Richter sehen keine ausreichenden Belege für Vorwurf gegen "geistige Brandstifter" 

Für die Vorwürfe des Bundesrats, die NPD schaffe für das Erreichen ihrer Ziele vor allem in den neuen Ländern eine "Atmosphäre der Angst" und sei als "geistiger Brandstifter" unter anderem verantwortlich für Brandanschläge auf Asylbewerberunterkünfte, fanden die Richter keine ausreichenden Belege. Eine "Grundtendenz", dass die NPD ihre Ziele mit Gewalt durchsetzen wolle, gebe es nicht.

Es gebe zwar Fälle, in denen Andersdenkende eingeschüchtert und an der Ausübung ihrer demokratischen Rechte gehindert würden, hieß es. Doch die Zahl dieser Fälle überschreite die Schwelle für ein Parteiverbot nicht. Solche Einzeltaten müssten vielmehr mit dem Strafrecht verfolgt werden.

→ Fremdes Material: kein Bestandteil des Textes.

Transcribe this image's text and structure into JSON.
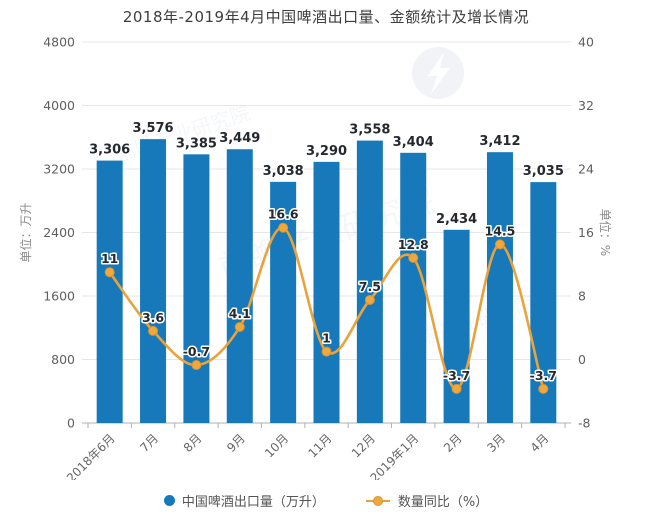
{
  "chart_data": {
    "type": "bar",
    "combo": "bar+line",
    "title": "2018年-2019年4月中国啤酒出口量、金额统计及增长情况",
    "categories": [
      "2018年6月",
      "7月",
      "8月",
      "9月",
      "10月",
      "11月",
      "12月",
      "2019年1月",
      "2月",
      "3月",
      "4月"
    ],
    "series": [
      {
        "name": "中国啤酒出口量（万升）",
        "type": "bar",
        "axis": "left",
        "color": "#1779BA",
        "values": [
          3306,
          3576,
          3385,
          3449,
          3038,
          3290,
          3558,
          3404,
          2434,
          3412,
          3035
        ],
        "labels": [
          "3,306",
          "3,576",
          "3,385",
          "3,449",
          "3,038",
          "3,290",
          "3,558",
          "3,404",
          "2,434",
          "3,412",
          "3,035"
        ]
      },
      {
        "name": "数量同比（%）",
        "type": "line",
        "axis": "right",
        "color": "#E8A33C",
        "marker_color": "#F0A73C",
        "values": [
          11,
          3.6,
          -0.7,
          4.1,
          16.6,
          1,
          7.5,
          12.8,
          -3.7,
          14.5,
          -3.7
        ],
        "labels": [
          "11",
          "3.6",
          "-0.7",
          "4.1",
          "16.6",
          "1",
          "7.5",
          "12.8",
          "-3.7",
          "14.5",
          "-3.7"
        ]
      }
    ],
    "left_axis": {
      "title": "单位：万升",
      "min": 0,
      "max": 4800,
      "step": 800,
      "ticks": [
        "4800",
        "4000",
        "3200",
        "2400",
        "1600",
        "800",
        "0"
      ]
    },
    "right_axis": {
      "title": "单位：%",
      "min": -8,
      "max": 40,
      "step": 8,
      "ticks": [
        "40",
        "32",
        "24",
        "16",
        "8",
        "0",
        "-8"
      ]
    },
    "grid": true,
    "legend_position": "bottom"
  },
  "watermark": {
    "brand_text": "前瞻产业研究院"
  },
  "colors": {
    "bar": "#1779BA",
    "line": "#E8A33C",
    "marker": "#F0A73C",
    "gridline": "#E4E7EA",
    "axis_line": "#ACB2B8",
    "tick_label": "#5F5F5F",
    "axis_title": "#8A8A8A",
    "data_label": "#24292F",
    "title": "#3D3D3D"
  }
}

Es ist bereits das zweite Mal, dass der Versuch, in Karlsruhe gegen die NPD vorzugehen, mit einem Misserfolg endet. Ein erstes Verfahren war 2003 geplatzt, weil ans Licht kam, dass die Partei bis in die Spitze mit Informanten des Verfassungsschutzes durchsetzt war. Bundesregierung und Bundestag, die das Verbot damals mit beantragt hatten, schlossen sich deshalb diesmal dem Bundesrat nicht an.

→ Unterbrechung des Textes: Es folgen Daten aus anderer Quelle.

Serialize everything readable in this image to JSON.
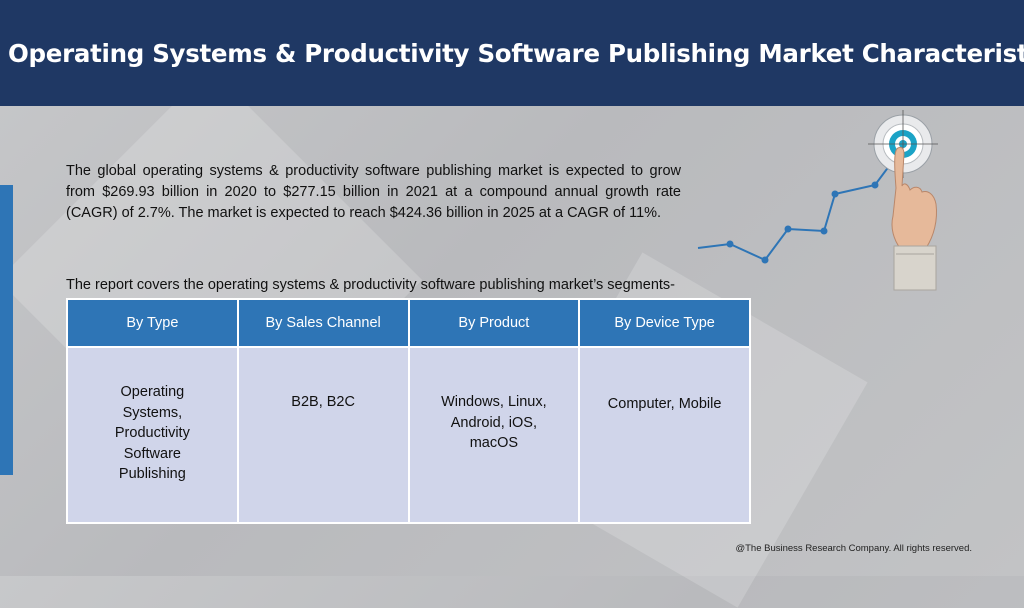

Einzig das Bundesverfassungsgericht ist befugt, ein Parteiverbot auszusprechen. Passiert ist das überhaupt erst zweimal, und das ist mehr als 60 Jahre her. 1952 wurde die Sozialistische Reichspartei (SRP) verboten, 1956 die Kommunistische Partei Deutschlands (KPD).

Die 1964 gegründete NPD hat bundesweit etwa 5200 Mitglieder. Ihre Hochburgen liegen in Ostdeutschland und dort insbesondere in Sachsen.